Masterplan statt Marshallplan?

Was bedeutet Chinas neue Seidenstraße in Afrika für die Entwicklung afrikanischer Staaten und welche Konsequenz hat dies für die deutsche Afrikapolitik? Eine Diskussionsrunde.

Details

Seit Anfang der 2000er Jahre wächst Chinas wirtschaftspolitische Bedeutung auf dem afrikanischen Kontinent immens. 2008 löste die asiatische Wirtschaftsmacht die USA als Afrikas wichtigsten Handelspartner ab.
Jährlich fließen aus China im Durchschnitt etwa 2,2 Mrd. Dollar an Direktinvestitionen nach Afrika. Letztes Jahr kündigte die Volksrepublik zudem ein 60 Mrd. Dollar Paket an Krediten, Investitionen und zinslosen Darlehen für den afrikanischen Kontinent an.
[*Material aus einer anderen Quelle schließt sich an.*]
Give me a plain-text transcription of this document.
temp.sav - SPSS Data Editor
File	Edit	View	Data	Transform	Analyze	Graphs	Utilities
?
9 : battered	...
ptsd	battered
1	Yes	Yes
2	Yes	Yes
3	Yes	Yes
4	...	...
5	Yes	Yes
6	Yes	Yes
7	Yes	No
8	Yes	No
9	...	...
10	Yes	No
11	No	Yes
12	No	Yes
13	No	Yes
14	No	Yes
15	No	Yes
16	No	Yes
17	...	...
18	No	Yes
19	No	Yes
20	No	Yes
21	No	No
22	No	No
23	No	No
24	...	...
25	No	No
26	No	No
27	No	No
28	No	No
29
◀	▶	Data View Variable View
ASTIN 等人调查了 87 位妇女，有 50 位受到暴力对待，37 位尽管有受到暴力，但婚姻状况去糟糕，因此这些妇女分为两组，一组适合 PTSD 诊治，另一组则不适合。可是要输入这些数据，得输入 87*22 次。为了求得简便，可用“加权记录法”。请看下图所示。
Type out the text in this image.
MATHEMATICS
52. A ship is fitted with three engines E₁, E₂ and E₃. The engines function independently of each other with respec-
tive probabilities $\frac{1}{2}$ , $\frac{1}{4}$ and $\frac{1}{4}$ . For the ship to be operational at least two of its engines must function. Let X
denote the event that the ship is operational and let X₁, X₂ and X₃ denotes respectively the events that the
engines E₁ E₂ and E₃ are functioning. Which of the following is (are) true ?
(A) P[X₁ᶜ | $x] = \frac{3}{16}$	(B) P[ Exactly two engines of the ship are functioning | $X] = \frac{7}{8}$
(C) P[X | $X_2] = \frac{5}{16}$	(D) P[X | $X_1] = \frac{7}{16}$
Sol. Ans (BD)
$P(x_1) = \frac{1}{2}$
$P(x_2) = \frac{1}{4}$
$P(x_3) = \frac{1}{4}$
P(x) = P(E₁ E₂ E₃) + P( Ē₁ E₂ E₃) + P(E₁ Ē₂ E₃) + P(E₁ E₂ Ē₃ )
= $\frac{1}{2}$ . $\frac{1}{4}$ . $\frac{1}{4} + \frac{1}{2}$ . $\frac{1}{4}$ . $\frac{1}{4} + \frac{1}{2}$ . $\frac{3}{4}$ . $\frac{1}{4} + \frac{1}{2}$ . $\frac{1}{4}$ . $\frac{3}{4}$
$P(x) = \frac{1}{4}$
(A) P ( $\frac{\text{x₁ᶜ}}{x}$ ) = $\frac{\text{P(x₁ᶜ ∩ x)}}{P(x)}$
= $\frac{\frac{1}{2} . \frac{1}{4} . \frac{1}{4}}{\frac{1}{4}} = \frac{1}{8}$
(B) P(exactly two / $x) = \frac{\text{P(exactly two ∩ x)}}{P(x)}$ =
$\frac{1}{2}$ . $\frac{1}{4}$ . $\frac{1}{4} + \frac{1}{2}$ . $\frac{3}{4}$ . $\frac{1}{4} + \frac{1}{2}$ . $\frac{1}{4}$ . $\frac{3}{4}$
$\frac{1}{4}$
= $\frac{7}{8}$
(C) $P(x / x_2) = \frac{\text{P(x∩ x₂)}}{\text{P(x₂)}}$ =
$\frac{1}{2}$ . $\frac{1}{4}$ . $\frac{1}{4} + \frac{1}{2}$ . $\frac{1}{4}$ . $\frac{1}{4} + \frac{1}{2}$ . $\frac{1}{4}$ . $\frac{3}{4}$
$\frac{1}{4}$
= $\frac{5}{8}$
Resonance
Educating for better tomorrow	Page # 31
Beobachter sind sich einig, dass Chinas Engagement auf dem afrikanischen Kontinent als Teil einer kohärenten Strategie dem Ausbau der Neuen Seidenstraße, der sogenannten Belt and Road Initiative, dient.
Strittig ist in der öffentlichen und politischen Debatte Deutschlands allerdings die Bewertung dieses Vorgehens: Während Kritiker eine Herausforderung für afrikanische Staaten sehen, die neue wirtschaftspolitische Abhängigkeiten schafft, heben Befürworter den Beitrag Chinas zur dringend benötigten Industrialisierung Afrikas hervor.
Ein genaues Bild über Ausgestaltung und Form der chinesischen Afrikapolitik bleibt dabei jedoch häufig unklar.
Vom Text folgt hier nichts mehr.